ULLA VON BRANDENBURG
“Name or Number”
exposition au Plateau du 19 Mars au 17 Mai 2009
[1] Cette phrase est d’ailleurs issue du Proust de Beckett, écrit pendant son passage à l’École normale supérieure de Paris. À travers cette analyse de l’œuvre de Proust, se dessine un certain nombre de préoccupations que l’on retrouvera par la suite dans l’œuvre de Beckett : vacuité de l’existence, distorsion du temps…
[2] Dans Entre nous, le philosophe Emmanuel Levinas souligne le rôle prépondérant du visage dans relations interpersonnelles, qu’il considère comme la voie d’introduction d’un rapport de responsabilité réciproque.
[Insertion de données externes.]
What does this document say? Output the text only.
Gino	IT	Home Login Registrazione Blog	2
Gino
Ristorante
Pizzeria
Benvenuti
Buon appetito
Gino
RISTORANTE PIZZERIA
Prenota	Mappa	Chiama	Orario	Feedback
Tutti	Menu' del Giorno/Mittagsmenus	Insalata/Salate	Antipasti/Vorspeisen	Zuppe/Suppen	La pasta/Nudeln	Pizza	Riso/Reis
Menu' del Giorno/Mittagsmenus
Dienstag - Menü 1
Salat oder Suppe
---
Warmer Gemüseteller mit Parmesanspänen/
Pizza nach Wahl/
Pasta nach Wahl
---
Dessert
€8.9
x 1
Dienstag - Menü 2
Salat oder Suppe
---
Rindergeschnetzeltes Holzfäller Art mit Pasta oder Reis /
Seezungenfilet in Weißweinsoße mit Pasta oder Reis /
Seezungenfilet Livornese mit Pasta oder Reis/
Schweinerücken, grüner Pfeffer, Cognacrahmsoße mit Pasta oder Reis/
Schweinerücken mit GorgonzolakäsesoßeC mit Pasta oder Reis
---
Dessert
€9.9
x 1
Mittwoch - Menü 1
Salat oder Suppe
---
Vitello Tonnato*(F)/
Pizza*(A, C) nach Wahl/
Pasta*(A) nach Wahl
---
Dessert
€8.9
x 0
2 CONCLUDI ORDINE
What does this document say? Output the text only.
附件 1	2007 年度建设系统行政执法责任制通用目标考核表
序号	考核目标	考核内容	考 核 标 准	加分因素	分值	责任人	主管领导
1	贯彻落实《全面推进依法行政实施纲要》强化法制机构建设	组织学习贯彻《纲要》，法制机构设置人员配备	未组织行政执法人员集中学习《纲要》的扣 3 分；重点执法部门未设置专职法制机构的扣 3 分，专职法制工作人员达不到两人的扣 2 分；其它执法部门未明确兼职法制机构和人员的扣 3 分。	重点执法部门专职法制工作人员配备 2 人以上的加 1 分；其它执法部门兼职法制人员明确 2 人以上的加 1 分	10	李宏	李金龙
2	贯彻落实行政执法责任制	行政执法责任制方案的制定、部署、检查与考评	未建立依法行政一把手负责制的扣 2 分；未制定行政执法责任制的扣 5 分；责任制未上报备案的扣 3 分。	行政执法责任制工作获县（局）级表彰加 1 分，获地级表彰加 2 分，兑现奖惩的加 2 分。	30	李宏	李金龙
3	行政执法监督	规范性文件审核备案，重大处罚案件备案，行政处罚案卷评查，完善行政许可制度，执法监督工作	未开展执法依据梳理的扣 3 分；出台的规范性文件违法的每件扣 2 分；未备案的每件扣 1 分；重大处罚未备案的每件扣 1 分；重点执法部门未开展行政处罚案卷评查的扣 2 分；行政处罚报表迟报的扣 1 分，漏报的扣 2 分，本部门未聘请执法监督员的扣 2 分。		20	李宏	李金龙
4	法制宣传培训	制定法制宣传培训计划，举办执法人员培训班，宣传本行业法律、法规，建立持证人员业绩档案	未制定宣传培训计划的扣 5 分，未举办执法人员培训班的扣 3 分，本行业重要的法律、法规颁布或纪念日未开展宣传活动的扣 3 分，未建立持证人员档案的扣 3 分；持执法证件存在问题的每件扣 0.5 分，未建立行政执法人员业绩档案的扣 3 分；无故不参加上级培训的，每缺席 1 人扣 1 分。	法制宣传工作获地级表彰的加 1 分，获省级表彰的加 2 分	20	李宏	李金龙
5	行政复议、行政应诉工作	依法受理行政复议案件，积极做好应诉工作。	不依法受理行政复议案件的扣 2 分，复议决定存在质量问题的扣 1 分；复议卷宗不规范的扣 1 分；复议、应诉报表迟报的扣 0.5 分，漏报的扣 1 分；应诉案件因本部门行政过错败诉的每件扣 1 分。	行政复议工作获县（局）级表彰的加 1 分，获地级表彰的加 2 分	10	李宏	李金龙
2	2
Deux phrases de cet essai semblent particulièrement entrer en résonance avec la vidéo de von Brandenburg : « Le face à face est une impossibilité de nier, une négation de la négation », « Le visage qui me regarde m’affirme ». Entre nous est souvent considéré comme l’apogée de la réflexion sur l’éthique et l’altérité conduite à travers une approche phénoménologique par Lévinas.
[3] Precise Temporality, The Staged Scenes of Ulla von Brandenburg, entretien avec Christophe Gallois, Metropolis M, n°1, Fevrier-mars 2008
[4] Dans La condition de l’homme moderne Hannah Arendt souligne que « c’est dans le verbe et l’acte que nous nous incérons dans le monde humain. ».
La condition de l’homme moderne, Hannah Arendt, rééd., Paris : Calmann-Lévy, 1994
[5] La vidéo s’arrête et reprend sur la même image : un tableau exposé au château de Chamarande représentant celui-ci de l’extérieur. La présence dans la vidéo de cet élément fait écho au plan du rez-de-chaussée où l’action est tournée et ajoute à la déambulation deux autres voies de projection dans l’architecture du château.
[6] Le terme utilisé ici se réfère à celui employé et théorisé par Sigmund Freud : « cette sorte d’effrayant qui se rattache aux choses connues depuis longtemps, et de tout temps familières ». “L’inquiétante étrangeté”, in Essais de psychanalyse appliquée, Sigmund Freud, Gallimard, Paris, 1971, p. 176
« Ernst Jentsch l’a décrit comme le doute suscité soit par un objet apparemment animé dont on se demande s’il s’agit réellement d’un être vivant, soit par un objet sans vie dont on se demande s’il ne pourrait pas s’animer ». (voir wikipedia)
[7] Le chant est un élément récurrent dans les performances et films d’Ulla von Brandenburg. Il apparaît la plupart du temps sous la forme de playback et soude les personnages dans de véritables moments de communauté.
[8] Entretien avec Christophe Gallois, ibid.
[9] http://www.tate.org.uk/tateshots/episode.jsp?item=13046
[10] Le Dr. Max Lüchner, psychologue suisse, est connu pour avoir inventé un test pour mesurer la personnalité des gens selon leur préférence de couleur. [11] Entretien avec Christophe Gallois, ibid.
[12] Une première présentation institutionnelle dans la ville d’adoption de l’artiste dont on se réjouit même si on a tendance à en regretter l’aspect tardif.